At the beginning of May, a repository appeared on Hugging Face that disguised itself as an OpenAI model and installed an infostealer on Windows systems. The attackers used typosquatting and distributed the repository as an Open-OSS/privacy-filter based on the OpenAI model openai/privacy-filter.
Read more after the ad
During the attack, the repository landed at #1 trending repository within 18 hours, with over 240,000 downloads and 667 likes. The latter largely relied on automated accounts to push the repository.
Hugging Face has since removed the repository. Anyone who previously cloned it on a Windows computer and ran either start.bat or loader.py should consider their system to be infected and credentials stored in browsers and their extensions to be potentially hacked.
The analysis by the AI security company HiddenLayer shows which files can be affected.
At first glance, almost identical to the OpenAI repository
Apparently the attackers copied the model card that describes the model almost verbatim from OpenAI’s privacy filter, including a link to a PDF from OpenAI.

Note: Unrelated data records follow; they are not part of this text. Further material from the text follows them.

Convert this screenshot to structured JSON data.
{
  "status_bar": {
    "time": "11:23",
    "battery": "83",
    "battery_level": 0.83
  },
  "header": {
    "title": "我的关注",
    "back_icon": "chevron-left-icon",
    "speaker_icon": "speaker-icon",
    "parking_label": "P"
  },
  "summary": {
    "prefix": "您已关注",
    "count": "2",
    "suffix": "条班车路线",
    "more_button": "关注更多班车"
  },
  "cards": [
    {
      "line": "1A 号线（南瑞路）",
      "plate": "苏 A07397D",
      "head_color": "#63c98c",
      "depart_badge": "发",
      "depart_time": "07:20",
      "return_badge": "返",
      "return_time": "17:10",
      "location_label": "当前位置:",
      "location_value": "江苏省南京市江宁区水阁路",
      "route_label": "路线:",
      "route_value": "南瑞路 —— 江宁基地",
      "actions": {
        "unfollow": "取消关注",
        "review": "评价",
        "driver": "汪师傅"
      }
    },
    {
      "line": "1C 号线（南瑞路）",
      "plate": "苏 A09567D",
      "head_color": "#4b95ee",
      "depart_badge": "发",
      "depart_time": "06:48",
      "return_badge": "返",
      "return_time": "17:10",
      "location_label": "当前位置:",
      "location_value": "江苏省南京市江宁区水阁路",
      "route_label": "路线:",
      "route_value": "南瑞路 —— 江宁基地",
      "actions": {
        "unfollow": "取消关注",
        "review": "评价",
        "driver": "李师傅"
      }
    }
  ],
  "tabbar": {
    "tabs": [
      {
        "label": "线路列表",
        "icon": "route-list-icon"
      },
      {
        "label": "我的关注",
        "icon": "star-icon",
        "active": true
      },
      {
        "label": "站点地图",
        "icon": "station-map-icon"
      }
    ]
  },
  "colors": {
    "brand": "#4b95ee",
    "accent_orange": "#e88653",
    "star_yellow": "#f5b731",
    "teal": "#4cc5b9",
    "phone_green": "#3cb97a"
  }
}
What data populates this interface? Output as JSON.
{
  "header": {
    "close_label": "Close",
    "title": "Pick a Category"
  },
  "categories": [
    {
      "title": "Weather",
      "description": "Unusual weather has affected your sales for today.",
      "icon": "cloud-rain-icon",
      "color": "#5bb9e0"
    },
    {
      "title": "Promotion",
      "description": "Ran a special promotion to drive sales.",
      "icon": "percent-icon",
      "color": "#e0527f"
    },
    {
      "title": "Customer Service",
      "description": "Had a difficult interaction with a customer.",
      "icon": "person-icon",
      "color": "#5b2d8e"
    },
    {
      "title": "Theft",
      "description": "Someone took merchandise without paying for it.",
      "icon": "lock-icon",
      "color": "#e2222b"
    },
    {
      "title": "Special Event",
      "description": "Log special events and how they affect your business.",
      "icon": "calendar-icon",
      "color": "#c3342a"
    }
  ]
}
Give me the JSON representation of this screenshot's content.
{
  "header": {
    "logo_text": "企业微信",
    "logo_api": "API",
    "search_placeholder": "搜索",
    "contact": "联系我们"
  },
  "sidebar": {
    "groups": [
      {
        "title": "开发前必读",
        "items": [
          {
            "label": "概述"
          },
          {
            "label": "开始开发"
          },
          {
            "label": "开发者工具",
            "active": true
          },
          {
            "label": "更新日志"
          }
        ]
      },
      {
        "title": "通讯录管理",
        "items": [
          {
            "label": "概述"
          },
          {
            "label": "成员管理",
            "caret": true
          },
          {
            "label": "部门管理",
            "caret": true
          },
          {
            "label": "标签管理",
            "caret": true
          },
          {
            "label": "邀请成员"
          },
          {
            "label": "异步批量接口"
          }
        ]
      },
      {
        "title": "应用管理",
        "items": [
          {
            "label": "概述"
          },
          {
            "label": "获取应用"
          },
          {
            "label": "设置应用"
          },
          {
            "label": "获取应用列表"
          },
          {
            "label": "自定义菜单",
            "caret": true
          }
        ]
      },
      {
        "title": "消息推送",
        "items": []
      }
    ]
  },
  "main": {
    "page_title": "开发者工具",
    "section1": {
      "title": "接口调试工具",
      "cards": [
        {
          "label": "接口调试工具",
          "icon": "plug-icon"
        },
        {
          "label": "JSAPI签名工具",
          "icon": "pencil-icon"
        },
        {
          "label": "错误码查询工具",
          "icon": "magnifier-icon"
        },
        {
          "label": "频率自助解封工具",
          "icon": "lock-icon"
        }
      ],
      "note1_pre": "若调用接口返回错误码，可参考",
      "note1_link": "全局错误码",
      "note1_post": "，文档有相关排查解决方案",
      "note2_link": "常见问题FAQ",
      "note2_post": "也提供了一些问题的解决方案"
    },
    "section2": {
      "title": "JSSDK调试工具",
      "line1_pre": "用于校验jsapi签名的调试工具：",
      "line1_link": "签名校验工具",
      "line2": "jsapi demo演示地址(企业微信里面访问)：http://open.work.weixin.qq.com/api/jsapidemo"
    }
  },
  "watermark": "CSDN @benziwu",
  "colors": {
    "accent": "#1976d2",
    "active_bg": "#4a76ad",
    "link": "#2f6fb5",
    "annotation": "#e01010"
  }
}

The instructions in the Readme were also largely similar, but also asked to clone the repository locally and run start.bat on Windows and the Python loader loader.py on macOS or Linux.
Pretend model activity
Read more after the ad
As a distraction, the loader initially runs seemingly legitimate code with a class DummyModelmock model training output and a synthetic data set.
The installation of the malicious code starts with the function called at the end _verify_checksum_integrity(). It starts a PowerShell command that only works on Windows systems and runs hidden in the background
powershell.exe -ExecutionPolicy Bypass -WindowStyle Hidden -Command
With the Creation Flag CREATE_NO_WINDOW the process runs without a console window.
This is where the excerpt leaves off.